Mehr als durchwachsen. Zwar konnten die Preis-Ausschläge nach oben bei den Energieträgern beziehungsweise allgemein beim Strom gebremst werden. Zusätzlich haben die vom Staat eingerichteten Preisdeckel geholfen. Dennoch sind die Kosten für die Betriebe und am Ende auch für die Kunden hoch, was jeder Handwerker alltäglich spürt.

Strom, Gas, Heizöl, Benzin und Diesel: Überall hatte oder hat der Staat temporäre Preisbremsen eingeführt. Das müsste Sie doch zufrieden stellen?

Keine Frage, das hat geholfen, wenn ich an Benzin und Diesel denke. Oder es hilft immer noch beim Blick auf Strom, Gas und andere Brennstoffe. Wir als Handwerkskammer spüren auch, dass Nachfragen der Betriebe zu den Energiepreisen und möglichen Hilfen nachgelassen haben. Das ist kein Zeichen von Resignation, sondern eher ein Hinweis, dass die Betriebe mit den Preisen mehr schlecht als recht umgehen können oder diese sogar ein Stück weit an den Kunden weiterreichen. Hinzu kommt: Die Betriebe sehen die Lage als Herausforderung und investieren gleichzeitig in ihr wichtigstes Potential: Die Mitarbeiter. Wenn wir zum Beispiel die Zahl der neu abgeschlossenen Lehrverträge anschauen. Da haben wir durchgängig mehr Verträge im Vergleich zum Vorjahr. Das ist ein starkes Signal, das es nicht in allen deutschen Kammerbezirken gibt.

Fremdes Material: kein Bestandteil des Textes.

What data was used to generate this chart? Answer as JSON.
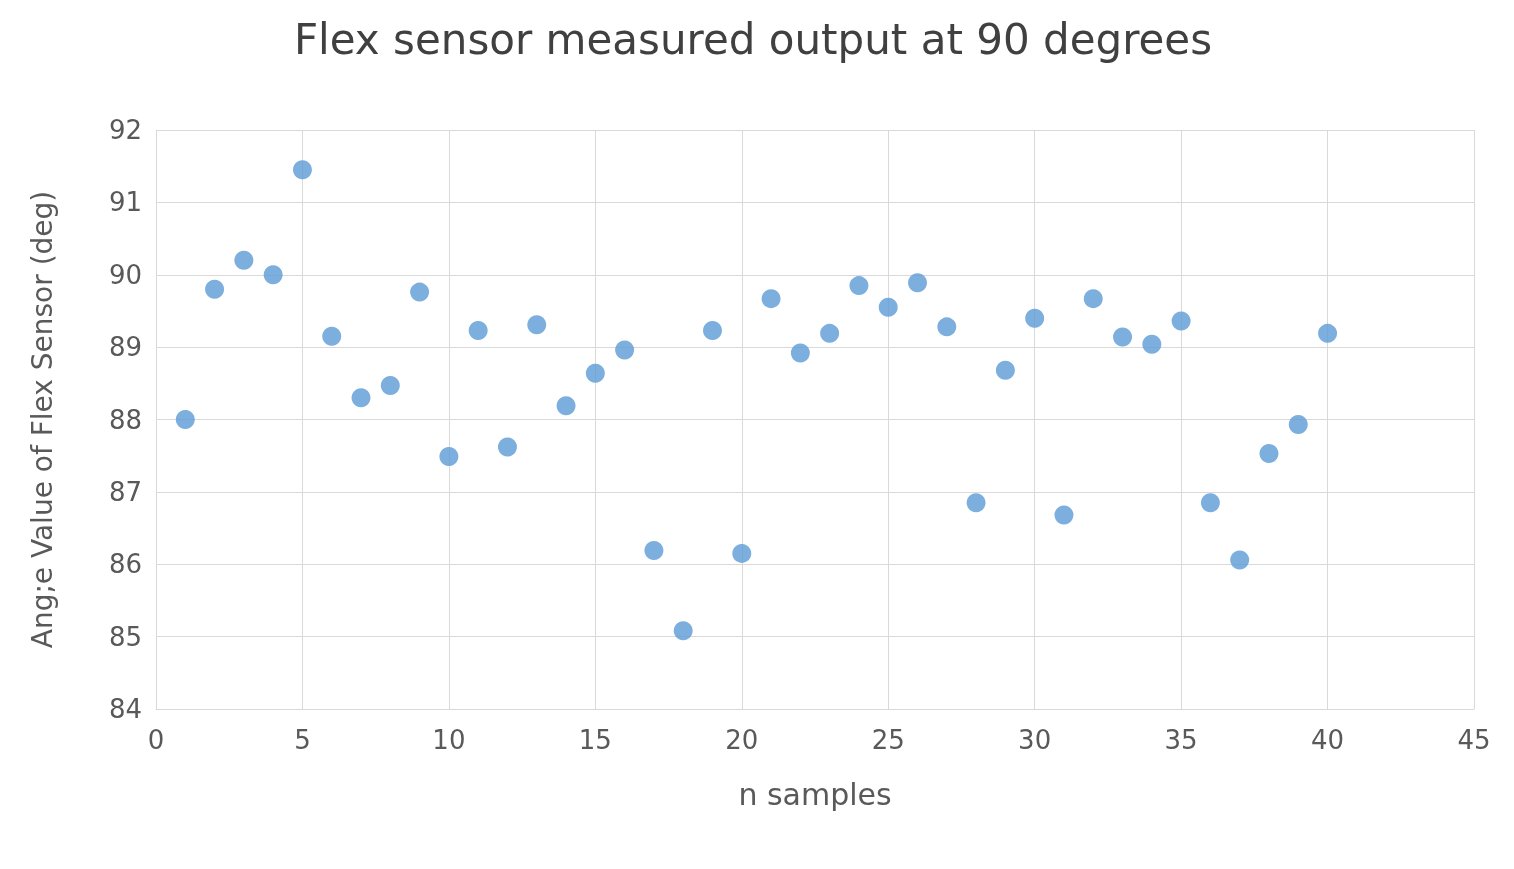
{
  "chart_data": {
    "type": "scatter",
    "title": "Flex sensor measured output at 90 degrees",
    "xlabel": "n samples",
    "ylabel": "Ang;e Value of Flex Sensor (deg)",
    "x": [
      1,
      2,
      3,
      4,
      5,
      6,
      7,
      8,
      9,
      10,
      11,
      12,
      13,
      14,
      15,
      16,
      17,
      18,
      19,
      20,
      21,
      22,
      23,
      24,
      25,
      26,
      27,
      28,
      29,
      30,
      31,
      32,
      33,
      34,
      35,
      36,
      37,
      38,
      39,
      40
    ],
    "series": [
      {
        "color": "#5b9bd5",
        "values": [
          88.0,
          89.8,
          90.2,
          90.0,
          91.45,
          89.15,
          88.3,
          88.47,
          89.76,
          87.49,
          89.23,
          87.62,
          89.31,
          88.19,
          88.64,
          88.96,
          86.19,
          85.08,
          89.23,
          86.15,
          89.67,
          88.92,
          89.19,
          89.85,
          89.55,
          89.89,
          89.28,
          86.85,
          88.68,
          89.4,
          86.68,
          89.67,
          89.14,
          89.04,
          89.36,
          86.85,
          86.06,
          87.53,
          87.93,
          89.19
        ]
      }
    ],
    "xlim": [
      0,
      45
    ],
    "xticks": [
      0,
      5,
      10,
      15,
      20,
      25,
      30,
      35,
      40,
      45
    ],
    "ylim": [
      84,
      92
    ],
    "yticks": [
      84,
      85,
      86,
      87,
      88,
      89,
      90,
      91,
      92
    ],
    "grid": true,
    "marker": "circle"
  }
}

Also doch nicht so durchwachsen?

Doch. Wie gesagt: Die Belastungen bleiben hoch und man kann die Einkaufspreise – und darunter fällt nun mal auch die Energie – nicht Eins-zu-eins an den Kunden weitergeben. Die Betriebe bleiben ein Stück weit auf den Kosten sitzen. Das Geld fehlt aber dann wiederum an anderer Stelle, zum Beispiel beim Personal oder bei Investitionen in den Betrieb, in neue Maschinen, in Energieeffizienz oder Digitalisierung.

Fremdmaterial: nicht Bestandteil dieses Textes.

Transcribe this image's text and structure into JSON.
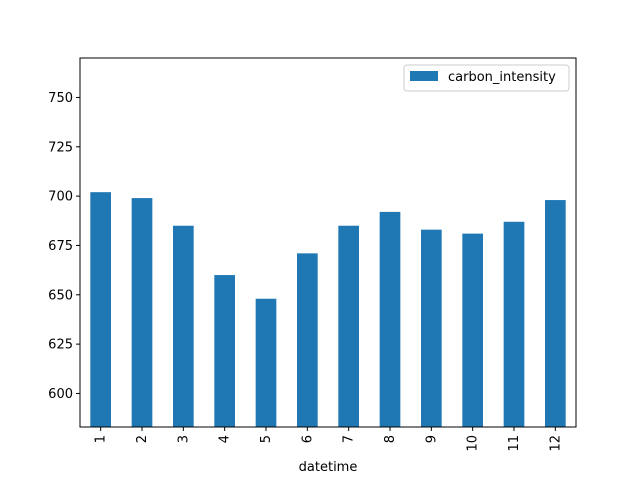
{
  "chart_data": {
    "type": "bar",
    "categories": [
      "1",
      "2",
      "3",
      "4",
      "5",
      "6",
      "7",
      "8",
      "9",
      "10",
      "11",
      "12"
    ],
    "series": [
      {
        "name": "carbon_intensity",
        "color": "#1f77b4",
        "values": [
          702,
          699,
          685,
          660,
          648,
          671,
          685,
          692,
          683,
          681,
          687,
          698
        ]
      }
    ],
    "title": "",
    "xlabel": "datetime",
    "ylabel": "",
    "ylim": [
      583,
      770
    ],
    "yticks": [
      600,
      625,
      650,
      675,
      700,
      725,
      750
    ],
    "grid": false,
    "legend": "top-right",
    "x_tick_rotation": "vertical"
  }
}
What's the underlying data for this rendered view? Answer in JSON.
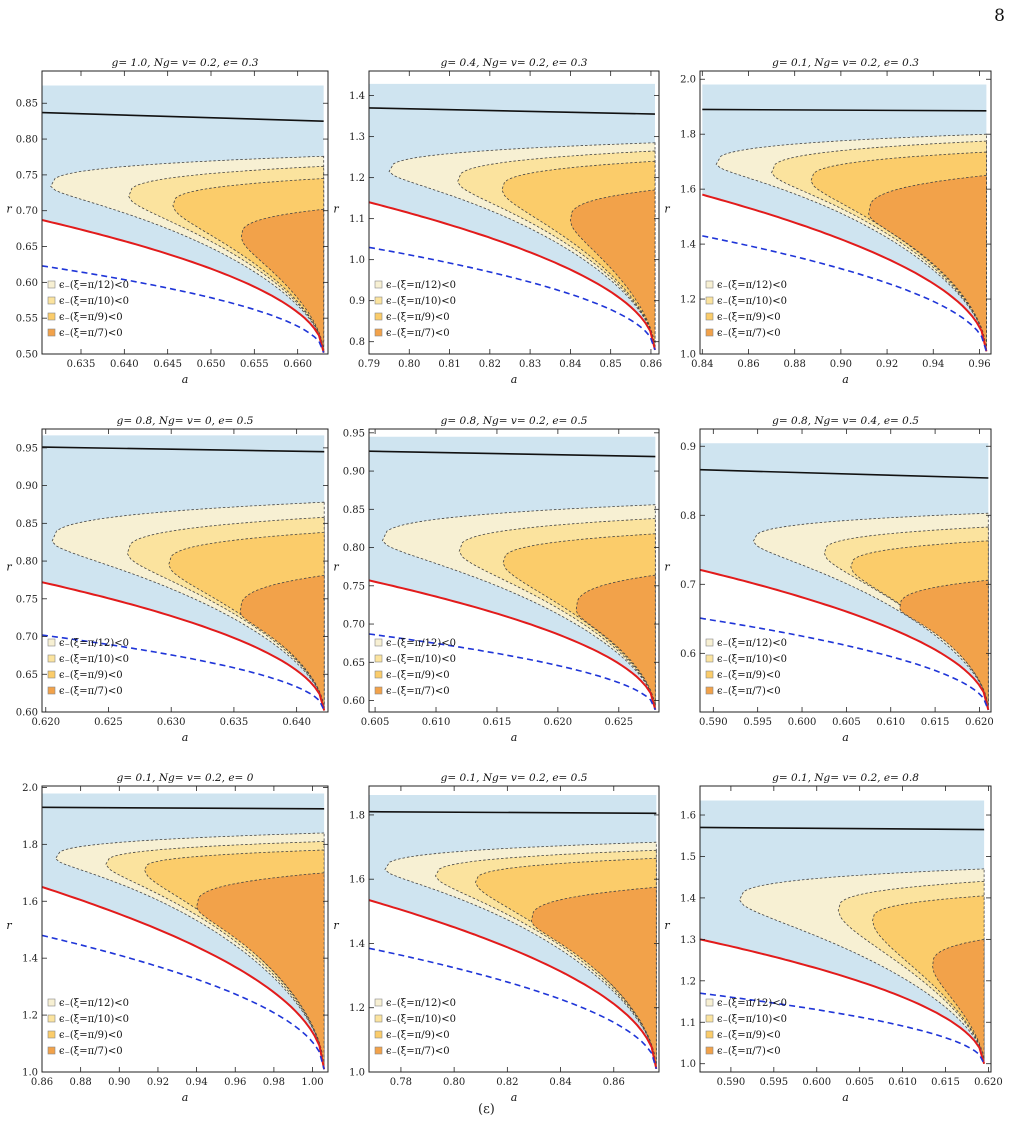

Außerdem sind ja auch andere Produkte weiterhin teuer oder nur schwer verfügbar. Das Phänomen fehlender oder sehr hochpreisiger Materialien, wie Holz, Stahlprodukte oder auch Rohstoffe für Lebensmittel, ist weiterhin da – und das seit vielen Monaten. Die Situation betrifft eigentlich das gesamte Handwerk. Die einen stärker die anderen schwächer. Fragen Sie mal die Lebensmittelgewerke, wie den Bäcker, wie die Lage ist. Oder schauen wir auf den Bau…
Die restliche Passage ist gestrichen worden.